The package also contains a function osm() which performs regression for an ordinal response using the Ordered Stereotype Model. This function has been included in this package because other R packages are able to fit the stereotype model for regression, but cannot fit the ordering constraint. The osm() function is based on MASS::polr() and is intended to be used in a similar way, so if you wish to perform regression via proportional odds then use that, or if you wish to perform regression using the more flexible ordered stereotype model then use osm() from this package.

The package has manuals for the functions and also vignettes. Clustering has multiple vignettes, to explain different aspects of the options. The package documentation is online at https://vuw-clustering.github.io/clustord/ and the Articles section lists the vignettes.

Citations

When using the clustering methods, please cite this package (you can fetch the citation in R using cite("clustord")) and also cite one of the following. For the OSM clustering methods, please cite:

Fernández, D., Arnold, R., & Pledger, S. (2016). Mixture-based clustering for the ordered stereotype model. Computational Statistics & Data Analysis, 93, 46-75.

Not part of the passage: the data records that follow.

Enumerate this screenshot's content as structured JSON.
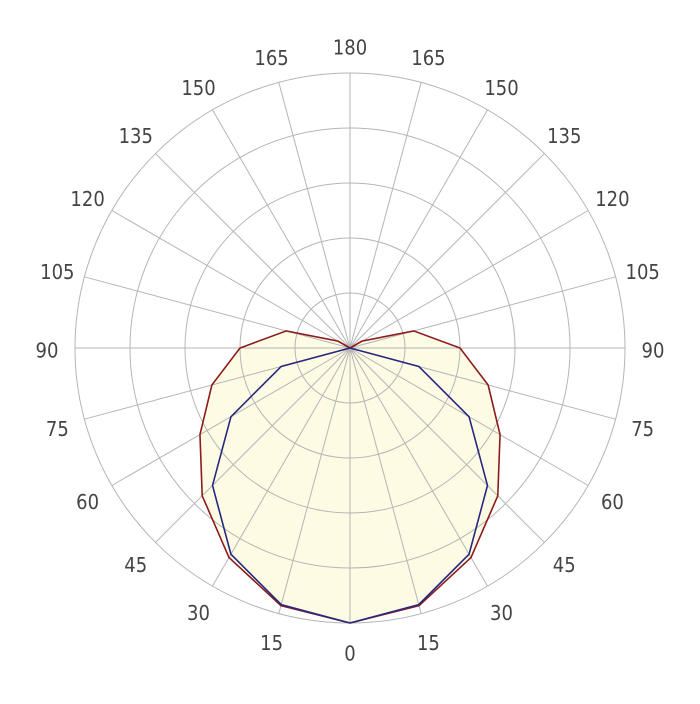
{
  "chart_data": {
    "type": "polar",
    "theta": [
      0,
      15,
      30,
      45,
      60,
      75,
      90,
      105,
      120,
      135,
      150,
      165,
      180
    ],
    "thetaticks": [
      0,
      15,
      30,
      45,
      60,
      75,
      90,
      105,
      120,
      135,
      150,
      165,
      180
    ],
    "rlim": [
      0,
      100
    ],
    "rticks": [
      20,
      40,
      60,
      80,
      100
    ],
    "grid": true,
    "fill": "#fdfbe4",
    "series": [
      {
        "color": "#8b1c1c",
        "values": [
          100,
          97,
          88,
          76,
          63,
          52,
          40,
          24,
          5,
          0,
          0,
          0,
          0
        ],
        "filled": true
      },
      {
        "color": "#27287f",
        "values": [
          100,
          96.6,
          86.6,
          70.7,
          50,
          25.9,
          0,
          0,
          0,
          0,
          0,
          0,
          0
        ]
      }
    ]
  }
}
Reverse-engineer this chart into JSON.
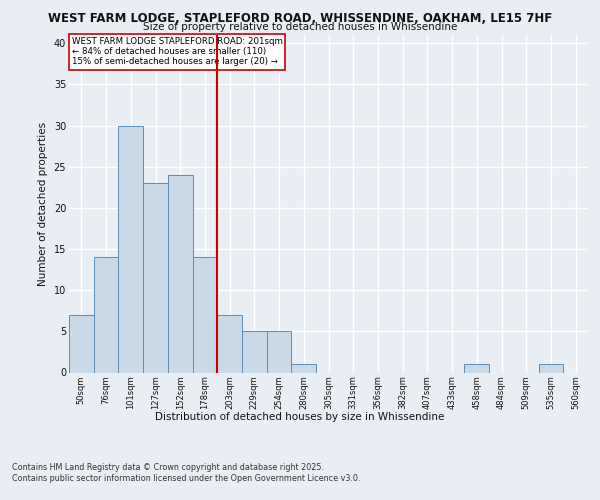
{
  "title_line1": "WEST FARM LODGE, STAPLEFORD ROAD, WHISSENDINE, OAKHAM, LE15 7HF",
  "title_line2": "Size of property relative to detached houses in Whissendine",
  "xlabel": "Distribution of detached houses by size in Whissendine",
  "ylabel": "Number of detached properties",
  "categories": [
    "50sqm",
    "76sqm",
    "101sqm",
    "127sqm",
    "152sqm",
    "178sqm",
    "203sqm",
    "229sqm",
    "254sqm",
    "280sqm",
    "305sqm",
    "331sqm",
    "356sqm",
    "382sqm",
    "407sqm",
    "433sqm",
    "458sqm",
    "484sqm",
    "509sqm",
    "535sqm",
    "560sqm"
  ],
  "values": [
    7,
    14,
    30,
    23,
    24,
    14,
    7,
    5,
    5,
    1,
    0,
    0,
    0,
    0,
    0,
    0,
    1,
    0,
    0,
    1,
    0
  ],
  "bar_color": "#c9d9e8",
  "bar_edge_color": "#5b8db8",
  "vline_color": "#cc0000",
  "ylim": [
    0,
    41
  ],
  "yticks": [
    0,
    5,
    10,
    15,
    20,
    25,
    30,
    35,
    40
  ],
  "annotation_line1": "WEST FARM LODGE STAPLEFORD ROAD: 201sqm",
  "annotation_line2": "← 84% of detached houses are smaller (110)",
  "annotation_line3": "15% of semi-detached houses are larger (20) →",
  "footnote_line1": "Contains HM Land Registry data © Crown copyright and database right 2025.",
  "footnote_line2": "Contains public sector information licensed under the Open Government Licence v3.0.",
  "background_color": "#e8eef4",
  "grid_color": "#ffffff"
}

@article{fernandez2016mixture,
  title={Mixture-based clustering for the ordered stereotype model},
  author={Fern{\'a}ndez, Daniel and Arnold, Richard and Pledger, Shirley},
  journal={Computational Statistics \& Data Analysis},
  volume={93},
  pages={46--75},
  year={2016},
  publisher={Elsevier}
}

Matechou, E., Liu, I., Fernández, D., Farias, M., & Gjelsvik, B. (2016). Biclustering models for two-mode ordinal data. psychometrika, 81(3), 611-624.

@article{matechou2016biclustering,
  title={Biclustering models for two-mode ordinal data},
  author={Matechou, Eleni and Liu, Ivy and Fern{\'a}ndez, Daniel and Farias, Miguel and Gjelsvik, Bergljot},
  journal={psychometrika},
  volume={81},
  number={3},
  pages={611--624},
  year={2016},
  publisher={Springer}
}

Pledger, S., & Arnold, R. (2014). Multivariate methods using mixtures: Correspondence analysis, scaling and pattern-detection. Computational Statistics & Data Analysis, 71, 241-261.

@article{pledger2014multivariate,
  title={Multivariate methods using mixtures: Correspondence analysis, scaling and pattern-detection},
  author={Pledger, Shirley and Arnold, Richard},
  journal={Computational Statistics \& Data Analysis},
  volume={71},
  pages={241--261},
  year={2014},
  publisher={Elsevier}
}

For ordered stereotype regression, please cite this package and also cite Anderson (1984) as it was Anderson who first proposed the ordered stereotype model.